Linea ferroviaria storica della valmorera
La storia della linea internazionale Castellanza - Cairate / Lonate Ceppino - Mendrisio, nacque verso la fine del XIX° secolo, per soddisfare il bisogno di nuove vie di comunicazione.
In quegli anni l'Italia aveva appena raggiunto l'unificazione nazionale, e all'inizio del 1900, con lo sviluppo tecnologico industriale, un gruppo di industriali della Valle del fiume Olona aveva avuto l'idea di progettare un collegamento verso l'Europa per il loro commercio, senza passare per il nodo di Milano.
In questo contesto si colloca la linea ferroviaria chiamata "della VALMOREA", una storica linea non elettrificata lunga 38 km , aperta nel 1916, sul tracciato Castellana - Valmorea a cavallo del confine con la Svizzera.
In seguito fu aperta anche la tratta da Castellanza a Stabio - Mendrisio (CH).
La linea della “Valmorea”, ha avuto una parte importante nello sviluppo dei trasporti e dell'economia del nostro paese, ma soprattutto ha accompagnato e integrato la naturale evoluzione storica del territorio, lasciando di sè, un ricordo quasi leggendario.
Proprio per questa sua importanza storica e culturale, la Regione Lombardia ha contribuito a riattivare una tratta significativa della linea ferroviaria storica della Valmorea, su cui viaggiano treni a vapore, che mette in comunicazione l'Italia con il Canton Ticino.
La Giunta regionale ha già approvato il protocollo d'intesa tra Regione Lombardia, Provincia di Varese, FNME e il Club San Gottardo del Canton Ticino, per la riqualificazione e la riattivazione della tratta Malnate - Cantello.

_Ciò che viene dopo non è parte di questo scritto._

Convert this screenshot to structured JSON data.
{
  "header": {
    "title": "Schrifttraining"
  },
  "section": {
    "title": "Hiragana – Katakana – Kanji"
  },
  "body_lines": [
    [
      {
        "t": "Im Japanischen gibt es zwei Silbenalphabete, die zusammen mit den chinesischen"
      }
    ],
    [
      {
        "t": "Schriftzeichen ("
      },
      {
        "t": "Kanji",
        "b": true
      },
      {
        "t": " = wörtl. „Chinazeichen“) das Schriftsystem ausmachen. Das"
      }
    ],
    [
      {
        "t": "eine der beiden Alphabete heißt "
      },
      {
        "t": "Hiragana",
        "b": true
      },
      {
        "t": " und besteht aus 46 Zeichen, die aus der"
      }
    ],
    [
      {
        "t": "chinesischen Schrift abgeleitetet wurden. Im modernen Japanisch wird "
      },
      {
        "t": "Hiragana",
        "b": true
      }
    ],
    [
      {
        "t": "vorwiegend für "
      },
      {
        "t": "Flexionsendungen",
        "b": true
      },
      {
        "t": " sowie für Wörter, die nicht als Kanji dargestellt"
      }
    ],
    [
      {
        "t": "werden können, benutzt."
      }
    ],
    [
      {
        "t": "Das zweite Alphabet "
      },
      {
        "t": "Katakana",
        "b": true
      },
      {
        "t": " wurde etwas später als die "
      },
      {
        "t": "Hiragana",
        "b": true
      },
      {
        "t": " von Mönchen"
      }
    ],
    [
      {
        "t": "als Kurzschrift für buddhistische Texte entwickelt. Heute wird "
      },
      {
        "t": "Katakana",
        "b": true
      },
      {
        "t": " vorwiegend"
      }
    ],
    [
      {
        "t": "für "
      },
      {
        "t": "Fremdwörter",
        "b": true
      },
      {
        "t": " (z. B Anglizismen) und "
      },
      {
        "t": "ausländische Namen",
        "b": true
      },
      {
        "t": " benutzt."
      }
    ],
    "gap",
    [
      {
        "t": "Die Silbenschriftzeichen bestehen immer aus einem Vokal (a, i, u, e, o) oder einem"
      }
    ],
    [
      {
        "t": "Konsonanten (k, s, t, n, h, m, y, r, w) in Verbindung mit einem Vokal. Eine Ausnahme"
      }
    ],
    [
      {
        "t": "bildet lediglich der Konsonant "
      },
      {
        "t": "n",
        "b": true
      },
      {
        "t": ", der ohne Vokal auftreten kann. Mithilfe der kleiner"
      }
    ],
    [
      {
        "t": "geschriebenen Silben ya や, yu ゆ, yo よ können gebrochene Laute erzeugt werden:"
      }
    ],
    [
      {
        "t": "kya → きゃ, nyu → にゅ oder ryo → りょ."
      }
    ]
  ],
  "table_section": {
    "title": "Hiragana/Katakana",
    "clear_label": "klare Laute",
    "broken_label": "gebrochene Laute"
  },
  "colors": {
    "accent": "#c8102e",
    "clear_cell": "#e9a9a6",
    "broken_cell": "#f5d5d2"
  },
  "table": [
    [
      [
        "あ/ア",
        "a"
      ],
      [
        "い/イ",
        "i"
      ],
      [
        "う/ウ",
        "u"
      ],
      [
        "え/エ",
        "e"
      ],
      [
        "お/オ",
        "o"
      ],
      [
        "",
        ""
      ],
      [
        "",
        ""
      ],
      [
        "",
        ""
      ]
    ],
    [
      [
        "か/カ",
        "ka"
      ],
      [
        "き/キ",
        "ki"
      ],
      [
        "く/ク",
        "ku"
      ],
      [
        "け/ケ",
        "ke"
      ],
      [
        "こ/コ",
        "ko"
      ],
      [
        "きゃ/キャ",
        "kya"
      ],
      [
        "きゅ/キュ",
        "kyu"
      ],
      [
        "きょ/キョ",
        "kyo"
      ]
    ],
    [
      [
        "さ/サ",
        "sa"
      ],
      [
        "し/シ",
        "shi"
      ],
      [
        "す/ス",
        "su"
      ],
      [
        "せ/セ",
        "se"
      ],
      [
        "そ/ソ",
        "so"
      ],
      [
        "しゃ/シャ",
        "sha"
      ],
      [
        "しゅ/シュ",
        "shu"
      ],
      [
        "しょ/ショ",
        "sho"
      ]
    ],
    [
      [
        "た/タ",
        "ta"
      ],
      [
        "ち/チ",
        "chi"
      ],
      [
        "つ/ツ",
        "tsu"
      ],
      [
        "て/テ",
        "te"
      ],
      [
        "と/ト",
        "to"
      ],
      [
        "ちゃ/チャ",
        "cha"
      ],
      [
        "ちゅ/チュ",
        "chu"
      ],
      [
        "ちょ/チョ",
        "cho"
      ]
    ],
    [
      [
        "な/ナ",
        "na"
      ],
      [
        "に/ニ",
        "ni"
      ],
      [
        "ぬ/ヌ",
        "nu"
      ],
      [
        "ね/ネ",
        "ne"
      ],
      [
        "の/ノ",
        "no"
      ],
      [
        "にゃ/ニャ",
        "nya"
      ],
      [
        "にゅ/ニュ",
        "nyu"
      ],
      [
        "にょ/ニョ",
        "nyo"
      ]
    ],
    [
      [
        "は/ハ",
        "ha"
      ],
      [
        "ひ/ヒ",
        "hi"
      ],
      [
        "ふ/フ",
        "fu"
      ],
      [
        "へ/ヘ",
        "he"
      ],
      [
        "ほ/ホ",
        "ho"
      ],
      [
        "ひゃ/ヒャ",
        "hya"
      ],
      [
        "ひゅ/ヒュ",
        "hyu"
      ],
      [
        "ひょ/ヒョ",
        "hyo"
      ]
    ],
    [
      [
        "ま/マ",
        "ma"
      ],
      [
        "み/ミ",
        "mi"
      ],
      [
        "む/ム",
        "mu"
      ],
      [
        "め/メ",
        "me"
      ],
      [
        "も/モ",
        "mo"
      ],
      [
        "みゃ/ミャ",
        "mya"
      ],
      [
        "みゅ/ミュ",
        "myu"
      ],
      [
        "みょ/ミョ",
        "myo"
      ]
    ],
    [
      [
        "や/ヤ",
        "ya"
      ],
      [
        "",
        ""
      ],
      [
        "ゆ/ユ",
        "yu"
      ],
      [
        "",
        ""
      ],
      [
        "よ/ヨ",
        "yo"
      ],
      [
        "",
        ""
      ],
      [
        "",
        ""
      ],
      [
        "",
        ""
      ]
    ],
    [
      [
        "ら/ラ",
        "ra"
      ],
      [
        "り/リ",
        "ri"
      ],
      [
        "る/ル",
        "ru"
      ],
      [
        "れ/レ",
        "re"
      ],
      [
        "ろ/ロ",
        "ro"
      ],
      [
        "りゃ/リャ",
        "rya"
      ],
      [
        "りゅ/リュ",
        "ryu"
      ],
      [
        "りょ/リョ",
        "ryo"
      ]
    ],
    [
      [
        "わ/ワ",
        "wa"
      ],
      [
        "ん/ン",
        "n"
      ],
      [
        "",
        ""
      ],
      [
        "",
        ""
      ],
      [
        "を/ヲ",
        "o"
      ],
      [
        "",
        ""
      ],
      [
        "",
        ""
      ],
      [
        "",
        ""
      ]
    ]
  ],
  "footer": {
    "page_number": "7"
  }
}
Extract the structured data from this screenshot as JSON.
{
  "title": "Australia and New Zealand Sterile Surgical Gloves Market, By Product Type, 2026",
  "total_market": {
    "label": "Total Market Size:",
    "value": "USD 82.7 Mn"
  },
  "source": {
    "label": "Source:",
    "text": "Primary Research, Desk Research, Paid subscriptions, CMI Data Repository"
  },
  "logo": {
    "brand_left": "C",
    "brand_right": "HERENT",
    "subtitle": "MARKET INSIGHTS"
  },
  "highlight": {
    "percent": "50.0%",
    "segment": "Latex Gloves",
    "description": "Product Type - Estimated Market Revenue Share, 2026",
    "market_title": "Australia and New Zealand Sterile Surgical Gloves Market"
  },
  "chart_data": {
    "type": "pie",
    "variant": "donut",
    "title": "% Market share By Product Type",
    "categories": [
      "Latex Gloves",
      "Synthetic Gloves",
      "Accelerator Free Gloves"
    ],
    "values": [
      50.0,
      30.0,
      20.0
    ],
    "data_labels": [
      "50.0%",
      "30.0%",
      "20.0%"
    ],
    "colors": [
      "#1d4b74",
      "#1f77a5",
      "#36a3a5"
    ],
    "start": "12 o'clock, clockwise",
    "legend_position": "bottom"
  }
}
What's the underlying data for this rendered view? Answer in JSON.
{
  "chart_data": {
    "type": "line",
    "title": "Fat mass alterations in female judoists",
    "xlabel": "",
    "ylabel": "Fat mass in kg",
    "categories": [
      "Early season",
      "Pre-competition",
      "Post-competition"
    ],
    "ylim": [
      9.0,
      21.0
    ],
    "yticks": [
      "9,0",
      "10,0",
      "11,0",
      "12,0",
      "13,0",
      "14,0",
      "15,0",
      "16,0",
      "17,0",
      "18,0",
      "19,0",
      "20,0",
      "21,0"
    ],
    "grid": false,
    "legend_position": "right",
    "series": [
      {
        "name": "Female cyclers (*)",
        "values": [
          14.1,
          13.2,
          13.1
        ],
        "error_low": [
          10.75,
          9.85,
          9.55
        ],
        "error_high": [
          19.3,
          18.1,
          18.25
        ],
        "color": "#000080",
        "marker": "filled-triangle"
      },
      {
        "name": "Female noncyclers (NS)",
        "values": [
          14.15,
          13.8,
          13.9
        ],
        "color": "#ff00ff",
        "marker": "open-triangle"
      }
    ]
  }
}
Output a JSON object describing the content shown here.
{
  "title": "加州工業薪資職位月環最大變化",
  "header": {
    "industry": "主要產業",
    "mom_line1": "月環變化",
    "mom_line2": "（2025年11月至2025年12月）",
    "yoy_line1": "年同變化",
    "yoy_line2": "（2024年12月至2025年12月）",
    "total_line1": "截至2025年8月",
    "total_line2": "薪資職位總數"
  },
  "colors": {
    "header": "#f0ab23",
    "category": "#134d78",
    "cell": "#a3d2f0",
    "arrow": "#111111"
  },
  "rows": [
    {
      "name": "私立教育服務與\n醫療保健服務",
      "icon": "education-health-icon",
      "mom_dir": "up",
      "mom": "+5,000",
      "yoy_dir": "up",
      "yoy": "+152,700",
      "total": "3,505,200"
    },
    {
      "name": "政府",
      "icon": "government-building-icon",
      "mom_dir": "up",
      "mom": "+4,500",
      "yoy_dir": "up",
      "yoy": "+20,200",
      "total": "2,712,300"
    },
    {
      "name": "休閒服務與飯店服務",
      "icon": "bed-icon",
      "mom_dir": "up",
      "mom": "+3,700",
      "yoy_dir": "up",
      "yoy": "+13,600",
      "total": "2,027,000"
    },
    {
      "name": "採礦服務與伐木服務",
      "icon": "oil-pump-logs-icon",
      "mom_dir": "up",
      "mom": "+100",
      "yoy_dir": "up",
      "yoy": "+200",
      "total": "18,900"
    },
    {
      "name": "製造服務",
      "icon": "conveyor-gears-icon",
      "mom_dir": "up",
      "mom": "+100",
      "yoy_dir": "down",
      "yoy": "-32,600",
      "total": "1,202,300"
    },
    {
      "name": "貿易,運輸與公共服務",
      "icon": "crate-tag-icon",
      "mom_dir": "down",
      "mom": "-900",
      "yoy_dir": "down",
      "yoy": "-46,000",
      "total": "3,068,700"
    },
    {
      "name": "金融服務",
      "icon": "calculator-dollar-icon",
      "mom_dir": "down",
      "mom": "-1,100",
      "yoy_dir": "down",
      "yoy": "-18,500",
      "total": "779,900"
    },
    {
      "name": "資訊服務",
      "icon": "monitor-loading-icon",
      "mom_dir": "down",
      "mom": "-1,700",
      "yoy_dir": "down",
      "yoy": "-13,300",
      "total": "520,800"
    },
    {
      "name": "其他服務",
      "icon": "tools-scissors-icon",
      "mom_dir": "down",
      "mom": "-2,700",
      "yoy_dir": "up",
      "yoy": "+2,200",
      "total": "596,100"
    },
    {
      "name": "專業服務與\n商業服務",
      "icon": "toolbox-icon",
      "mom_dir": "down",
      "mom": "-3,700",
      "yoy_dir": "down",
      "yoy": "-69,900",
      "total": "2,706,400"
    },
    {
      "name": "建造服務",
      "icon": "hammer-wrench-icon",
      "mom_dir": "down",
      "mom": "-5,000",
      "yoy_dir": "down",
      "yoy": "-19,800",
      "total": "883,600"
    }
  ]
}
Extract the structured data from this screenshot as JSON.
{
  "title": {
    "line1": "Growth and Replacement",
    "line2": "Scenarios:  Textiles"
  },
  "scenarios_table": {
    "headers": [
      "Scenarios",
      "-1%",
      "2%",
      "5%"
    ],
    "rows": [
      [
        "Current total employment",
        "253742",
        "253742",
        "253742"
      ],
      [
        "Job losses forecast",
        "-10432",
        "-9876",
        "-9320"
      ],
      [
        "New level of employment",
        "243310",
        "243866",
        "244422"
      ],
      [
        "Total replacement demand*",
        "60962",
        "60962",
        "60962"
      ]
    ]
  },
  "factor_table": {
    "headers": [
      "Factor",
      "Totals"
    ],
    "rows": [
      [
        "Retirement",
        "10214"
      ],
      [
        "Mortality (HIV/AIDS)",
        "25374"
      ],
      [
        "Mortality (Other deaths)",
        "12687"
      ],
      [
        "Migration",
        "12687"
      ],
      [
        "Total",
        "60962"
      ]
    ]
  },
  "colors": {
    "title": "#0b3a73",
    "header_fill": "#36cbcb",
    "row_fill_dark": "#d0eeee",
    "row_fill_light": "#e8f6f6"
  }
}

Il progetto riguardante la tratta Cantello - Malnate rappresenta la prosecuzione naturale del primo lotto, già concluso, tra Valmorea e Cantello (dove la Regione ha già investito più di un milione di € per una tratta di 2,6 Km ), e consiste nei lavori per l'armamento della sede ferroviaria e per il ripristino dei manufatti (tra cui due ponti metallici).
Il progetto esecutivo è già stato predisposto dalle Ferrovie Nord.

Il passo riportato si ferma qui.